We appreciate the reviewer’s time and the valuable comments and feedback for our work. We address the concerns and questions below:

I think a promising direction for better understanding of which finetuning data can recover harmful capabilities from LLMs.

In this work we looked at three common unlearning benchmarks: WMDP, TOFU, and WHP and a number of common base models: zephyr-7b-beta, Llama-2-7b, and Llama-3-8b for different unlearning tasks. As per the reviewer’s suggestion, to further understand how different relearning data can recover forget set information from LLMs, we’ve run additional experiments on the synthetic data and WMDP benchmark by exploring relearning text with different levels of relatedness to the forget set. The results are shown in the general response. These results highlight that while finetuning on irrelevant text or text from the retain set can provide a marginal boost to the attack success rate, relearning is more effective if there is a stronger degree of relatedness of the relearn text.

Some discussion of defenses that model providers like OpenAI could deploy on their finetuning apis to mitigate the threat posed here, such as keyword filtering, would be helpful for the research community.

Thank you for your suggestion. We agree that protection at input / output level would be interesting to look at. Our relearning attack does not conflict with attacks such as jailbreaking attacks whose goal is to break input / output space alignment techniques such as guardrails. Hence, it would be an interesting next step to try to combine relearning attacks with existing prompt-based attack methods to attack aligned models at multiple places within the LLM inference pipeline. We have added this as a direction of future work in the conclusion section.

The result here is useful but not too far away from what has been suggested by Qi et al.

There are several key differences between our work and Qi et al.
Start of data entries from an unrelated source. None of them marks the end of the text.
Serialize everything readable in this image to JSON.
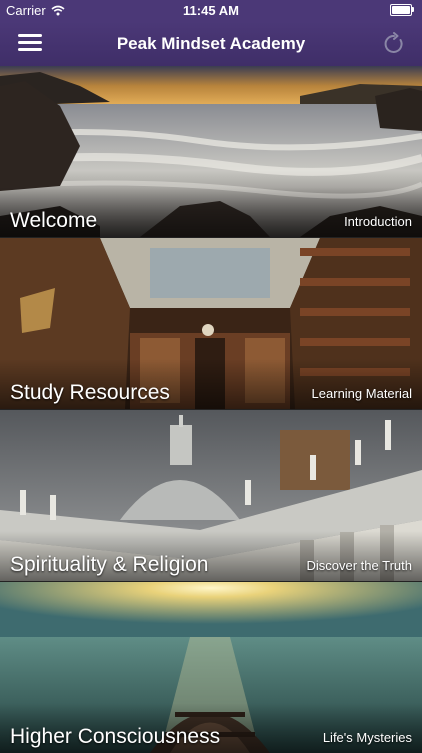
{
  "status_bar": {
    "carrier": "Carrier",
    "time": "11:45 AM",
    "battery_level": 1.0
  },
  "nav": {
    "title": "Peak Mindset Academy"
  },
  "cells": [
    {
      "title": "Welcome",
      "subtitle": "Introduction"
    },
    {
      "title": "Study Resources",
      "subtitle": "Learning Material"
    },
    {
      "title": "Spirituality & Religion",
      "subtitle": "Discover the Truth"
    },
    {
      "title": "Higher Consciousness",
      "subtitle": "Life's Mysteries"
    }
  ],
  "colors": {
    "nav_background": "#4b3877",
    "refresh_icon": "#8a86a6"
  },
  "icons": [
    "wifi-icon",
    "battery-icon",
    "menu-icon",
    "refresh-icon"
  ]
}
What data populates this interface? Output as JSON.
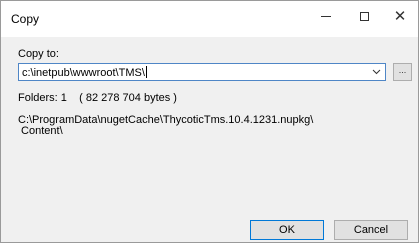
{
  "window": {
    "title": "Copy"
  },
  "form": {
    "copy_to_label": "Copy to:",
    "destination_value": "c:\\inetpub\\wwwroot\\TMS\\",
    "browse_label": "...",
    "folders_info": "Folders: 1    ( 82 278 704 bytes )",
    "source_path_line1": "C:\\ProgramData\\nugetCache\\ThycoticTms.10.4.1231.nupkg\\",
    "source_path_line2": " Content\\"
  },
  "buttons": {
    "ok_label": "OK",
    "cancel_label": "Cancel"
  },
  "icons": {
    "minimize": "minimize-icon",
    "maximize": "maximize-icon",
    "close": "close-icon",
    "dropdown": "chevron-down-icon"
  },
  "colors": {
    "accent": "#0078d7",
    "focus_border": "#4f86c6"
  }
}
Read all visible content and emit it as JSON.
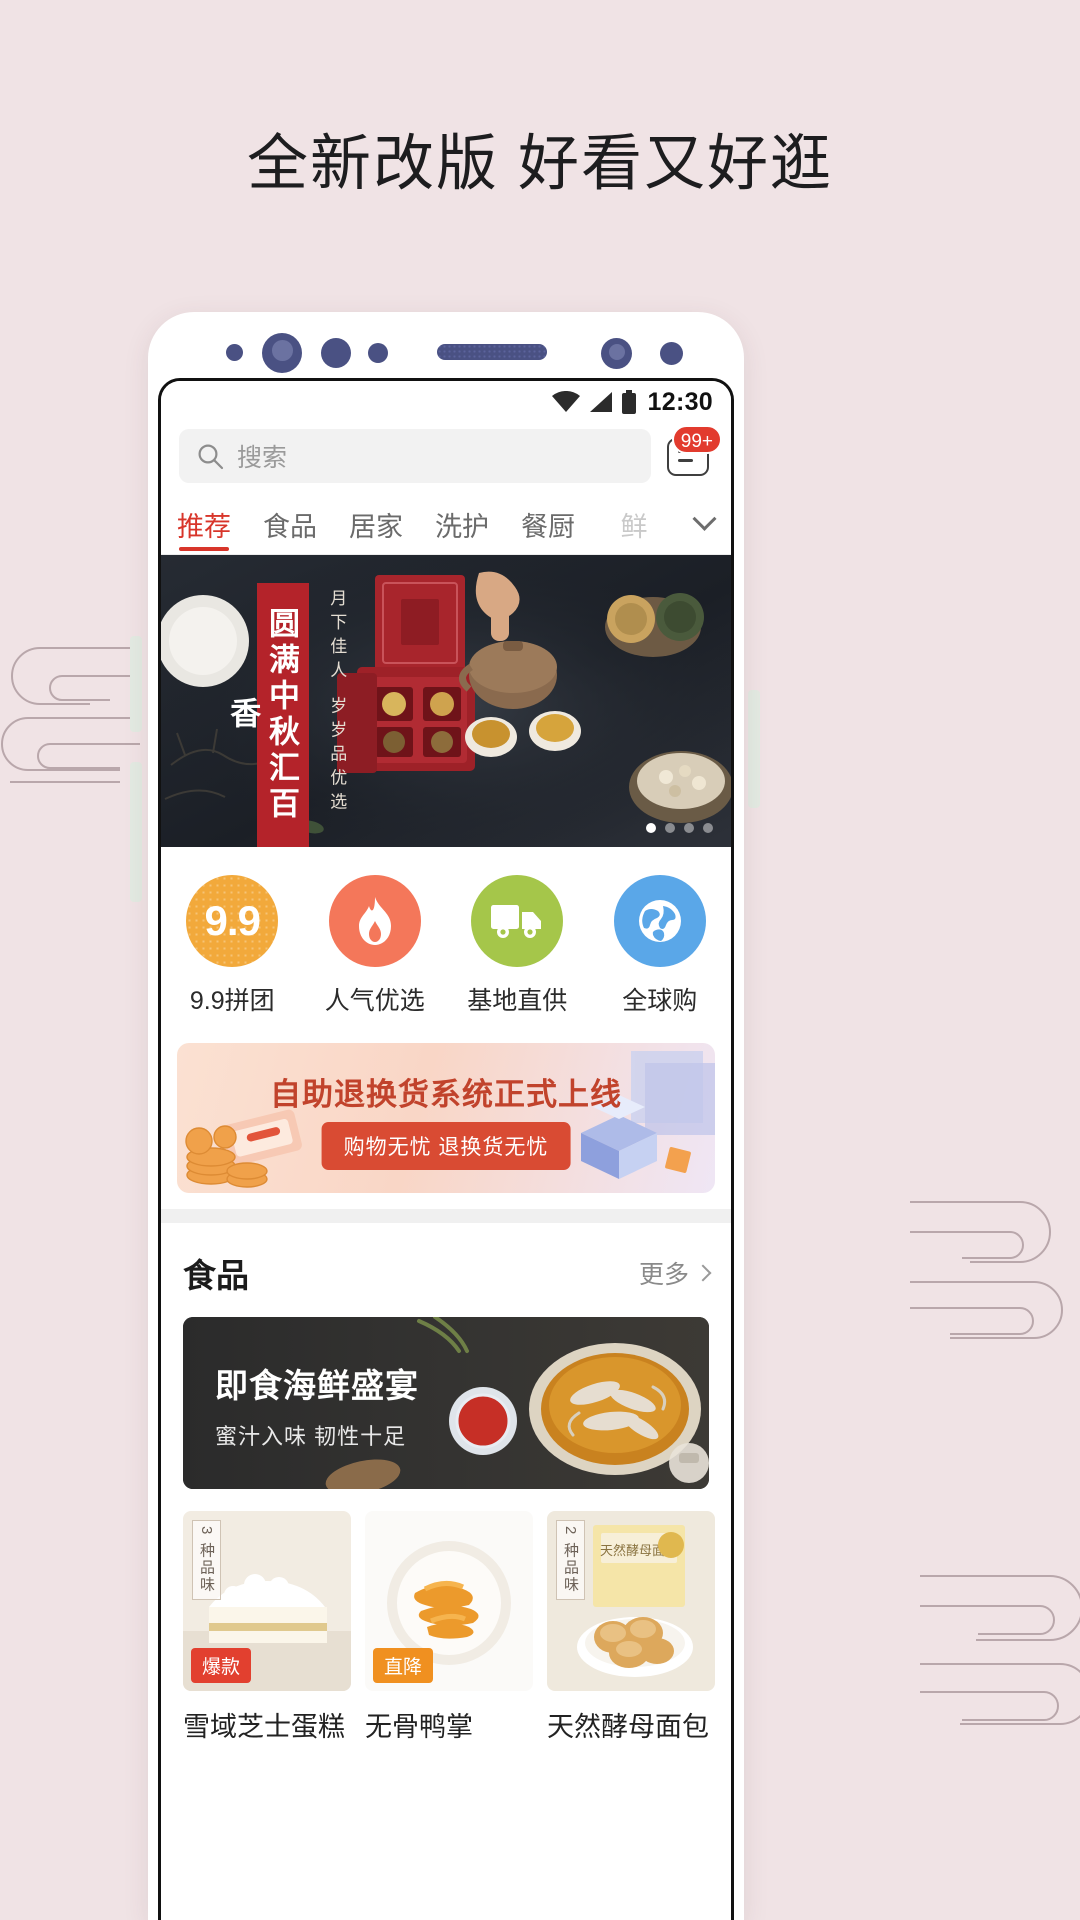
{
  "headline": "全新改版 好看又好逛",
  "status": {
    "time": "12:30",
    "wifi_icon": "wifi-icon",
    "signal_icon": "signal-icon",
    "battery_icon": "battery-icon"
  },
  "search": {
    "placeholder": "搜索",
    "icon": "search-icon"
  },
  "message": {
    "icon": "message-icon",
    "badge": "99+"
  },
  "tabs": [
    {
      "label": "推荐",
      "active": true
    },
    {
      "label": "食品",
      "active": false
    },
    {
      "label": "居家",
      "active": false
    },
    {
      "label": "洗护",
      "active": false
    },
    {
      "label": "餐厨",
      "active": false
    },
    {
      "label": "鲜",
      "active": false
    }
  ],
  "tabs_expand_icon": "chevron-down-icon",
  "hero": {
    "title": "圆满中秋汇百香",
    "subtitle": "月下佳人 岁岁品优选",
    "dots_total": 4,
    "dots_active": 1
  },
  "quick_actions": [
    {
      "label": "9.9拼团",
      "icon": "nine-nine-icon",
      "badge_text": "9.9",
      "color": "#f2a93b"
    },
    {
      "label": "人气优选",
      "icon": "flame-icon",
      "color": "#f4775a"
    },
    {
      "label": "基地直供",
      "icon": "truck-icon",
      "color": "#a5c64a"
    },
    {
      "label": "全球购",
      "icon": "globe-icon",
      "color": "#5aa7e8"
    }
  ],
  "promo": {
    "title": "自助退换货系统正式上线",
    "pill": "购物无忧  退换货无忧",
    "coins_icon": "coins-icon",
    "box_icon": "open-box-icon"
  },
  "section": {
    "title": "食品",
    "more_label": "更多",
    "more_icon": "chevron-right-icon"
  },
  "feature": {
    "title": "即食海鲜盛宴",
    "subtitle": "蜜汁入味 韧性十足"
  },
  "products": [
    {
      "name": "雪域芝士蛋糕",
      "tag": "爆款",
      "tag_color": "#e2402f",
      "corner_label": "3 种品味"
    },
    {
      "name": "无骨鸭掌",
      "tag": "直降",
      "tag_color": "#f09020",
      "corner_label": ""
    },
    {
      "name": "天然酵母面包",
      "tag": "",
      "tag_color": "",
      "corner_label": "2 种品味"
    }
  ],
  "colors": {
    "page_bg": "#f0e3e5",
    "accent_red": "#d8352a",
    "bezel_blue": "#4a5183",
    "promo_red": "#d94b33"
  }
}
• Different scenario: In this work we explore finetuning-based relearning attacks to demonstrate vulnerabilities in unlearning, whereas Qi et al. uses finetuning to compromise safety training.
• Focus on relearning data: Beyond the relearning attack itself, as we discuss in our Figure 2 and Section 2.2, 2.3, a key contribution of this work is that we characterize types of relearning data that may lead to successful attacks. Indeed, Qi et al points out (Remark 4) that understanding what types of data may lead to the most significant safety deterioration is a “critical future direction”. Our work helps to answer this question in the context of relearning: We formalize the notion of benign data (relearning data that cannot provide direct answers to the eval queries), and systematically explore when such benign data may lead to successful relearning attacks across common unlearning applications.
• Explanation: Finally, our work also differs by helping to provide plausible explanations (Section 5) on why such a phenomenon may happen, including our analysis on the simplified keyword search example.

Please also refer to our general response for more detailed discussion on contributions of this work.